The PLOS Taxonomy consists of a thesaurus – the set of more than 10,000 terms and synonyms that are used as subject matter tags for PLOS articles – and the complex hierarchy by which those terms are organized. The whole system had to be custom-built for PLOS, thanks to the one unruly journal that now contains roughly 80% of all PLOS articles.

“PLOS ONE has no limitation to the scope of articles that it takes,” Drysdale told Bio-IT World. “So the thesaurus that we use needs to be able to cover everything: ecological articles, surgical articles, economics articles, social science, psychology, geology, geography, computational science – across the whole spectrum.” No other scientific journal covers both the breadth and depth of PLOS ONE’s subject matter, a state of affairs that leads its taxonomy curators into all kinds of traps and contradictions.

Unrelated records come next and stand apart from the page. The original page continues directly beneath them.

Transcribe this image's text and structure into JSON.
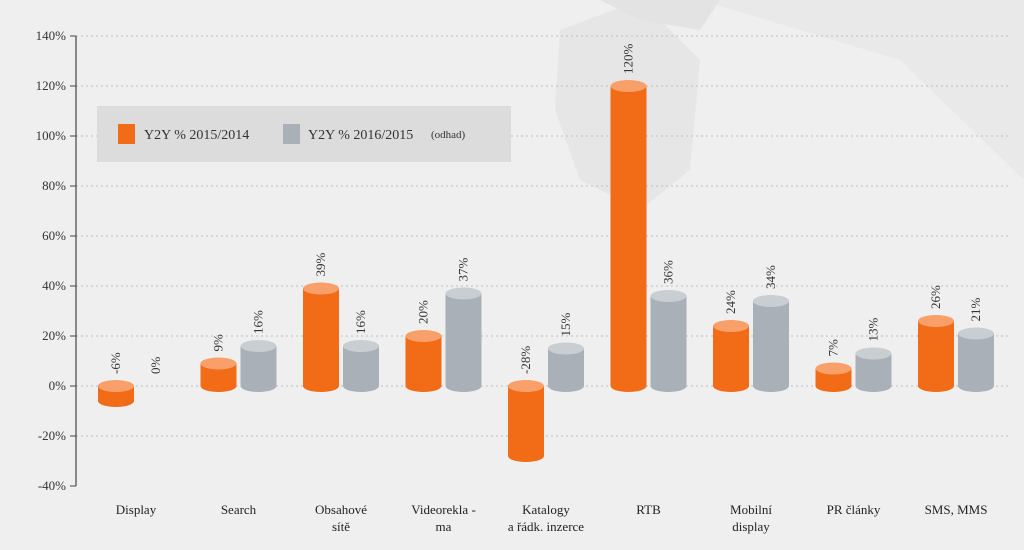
{
  "chart_data": {
    "type": "bar",
    "categories": [
      [
        "Display"
      ],
      [
        "Search"
      ],
      [
        "Obsahové",
        "sítě"
      ],
      [
        "Videorekla  -",
        "ma"
      ],
      [
        "Katalogy",
        "a řádk. inzerce"
      ],
      [
        "RTB"
      ],
      [
        "Mobilní",
        "display"
      ],
      [
        "PR články"
      ],
      [
        "SMS, MMS"
      ]
    ],
    "series": [
      {
        "name": "Y2Y % 2015/2014",
        "values": [
          -6,
          9,
          39,
          20,
          -28,
          120,
          24,
          7,
          26
        ],
        "labels": [
          "-6%",
          "9%",
          "39%",
          "20%",
          "-28%",
          "120%",
          "24%",
          "7%",
          "26%"
        ],
        "color": "#f26b16",
        "top_color": "#f9a06a"
      },
      {
        "name": "Y2Y % 2016/2015",
        "note": "(odhad)",
        "values": [
          0,
          16,
          16,
          37,
          15,
          36,
          34,
          13,
          21
        ],
        "labels": [
          "0%",
          "16%",
          "16%",
          "37%",
          "15%",
          "36%",
          "34%",
          "13%",
          "21%"
        ],
        "color": "#a9b0b8",
        "top_color": "#c9ced3"
      }
    ],
    "ylim": [
      -40,
      140
    ],
    "yticks": [
      -40,
      -20,
      0,
      20,
      40,
      60,
      80,
      100,
      120,
      140
    ],
    "ytick_labels": [
      "-40%",
      "-20%",
      "0%",
      "20%",
      "40%",
      "60%",
      "80%",
      "100%",
      "120%",
      "140%"
    ],
    "grid": true,
    "legend_position": "top-left",
    "title": "",
    "xlabel": "",
    "ylabel": ""
  }
}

That wasn’t always appreciated. When Drysdale was hired to manage the PLOS taxonomy in 2012, the thesaurus was going through a complete overhaul. The editors had realized that its current 3,000 terms were inadequate to the task of helping readers find relevant information amid the roughly 2,000 new articles published every month. Articles at that time were tagged by their own authors, who knew their work best but were barely acquainted with the PLOS thesaurus. Despite the limited size of the thesaurus, around a third of the terms in it had never been used – while others were so broad they could tag up to 5% of the entire published corpus, making them all but useless for searches.

In 2012, the Public Library of Science contracted with the database construction firm Access Innovations (AI) to review the taxonomy and recommend changes. AI’s engineers methodically tallied the usage of each term, flagged articles that were under-categorized, and added thousands more terms from the company’s own scientific dictionary that seemed to close gaps in coverage. PLOS and AI representatives met every week to discuss topics like which terms to add and jettison, how many nesting levels should exist in the hierarchy, and which subjects should make up the taxonomy’s highest tier.